The Advanced Practice Nursing Data Collection Toolkit: A Compendium of Research Tools

Julie U. Vohra, MSc; Denise Bryant-Lukosius, MScN, PhD

Disclosures

October 07, 2009

In This Article

The Need for a Research Tool Compendium

The worldwide introduction of the APN role and subsequent demand for APNs[1,2] has prompted a growing recognition of the need for more systematic and evidenced-based approaches to the design, implementation, and evaluation of APN roles.[3,4,5] A wide range of sound measurement instruments is required to capture high-quality data that may inform both the need for APNs, and specific aspects of the APN role. Tools are needed to monitor the progress in role development and determine the effectiveness of the role in achieving specific outcomes from a variety of perspectives. The use of data collection tools that have previously proved valuable in APN research is one way to promote excellence in research, and to generate good evidence to support the effective use and continued development of APN roles.[6]

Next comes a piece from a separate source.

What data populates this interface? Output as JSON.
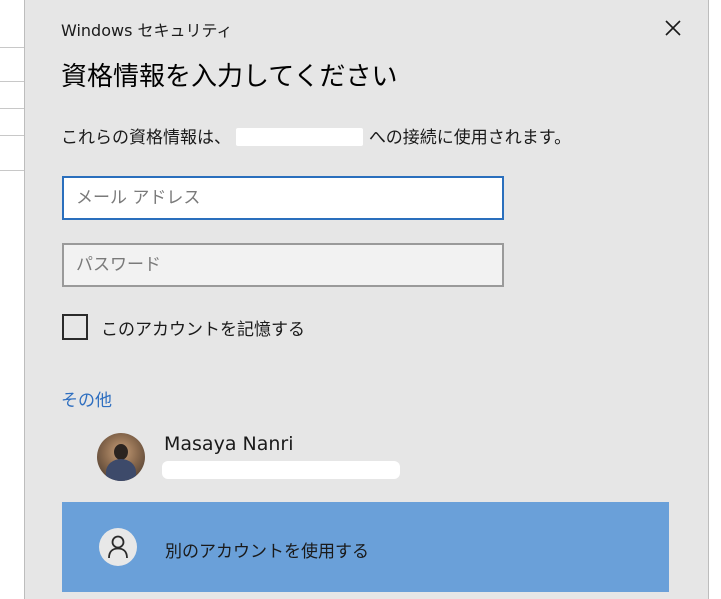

Researchers and decision-makers at various levels who develop, implement, and/or evaluate APN roles seek measurement tools relevant to the APN role. A broad audience for measurement tools supports the need for a tailored resource that will help put research tools into the hands of those who need them. This article describes the creation of a Web-based, publicly accessible compendium of instruments used in APN research, known as the APN Data Collection Toolkit.

The Toolkit assembles APN instruments that have been used to collect data in studies of the development, implementation, and evaluation of APNs, including clinical nurse specialists, as well as primary and acute care nurse practitioners (ACNPs). The Toolkit is an ongoing initiative with the following users in mind: APN researchers; graduate students planning APN research; and decision-makers who are seeking to inform, examine, or evaluate APN roles and/or their effectiveness in the healthcare system. Therefore, the Toolkit includes instruments that may be useful in answering clinically focused or health service-related questions using qualitative or quantitative research methods.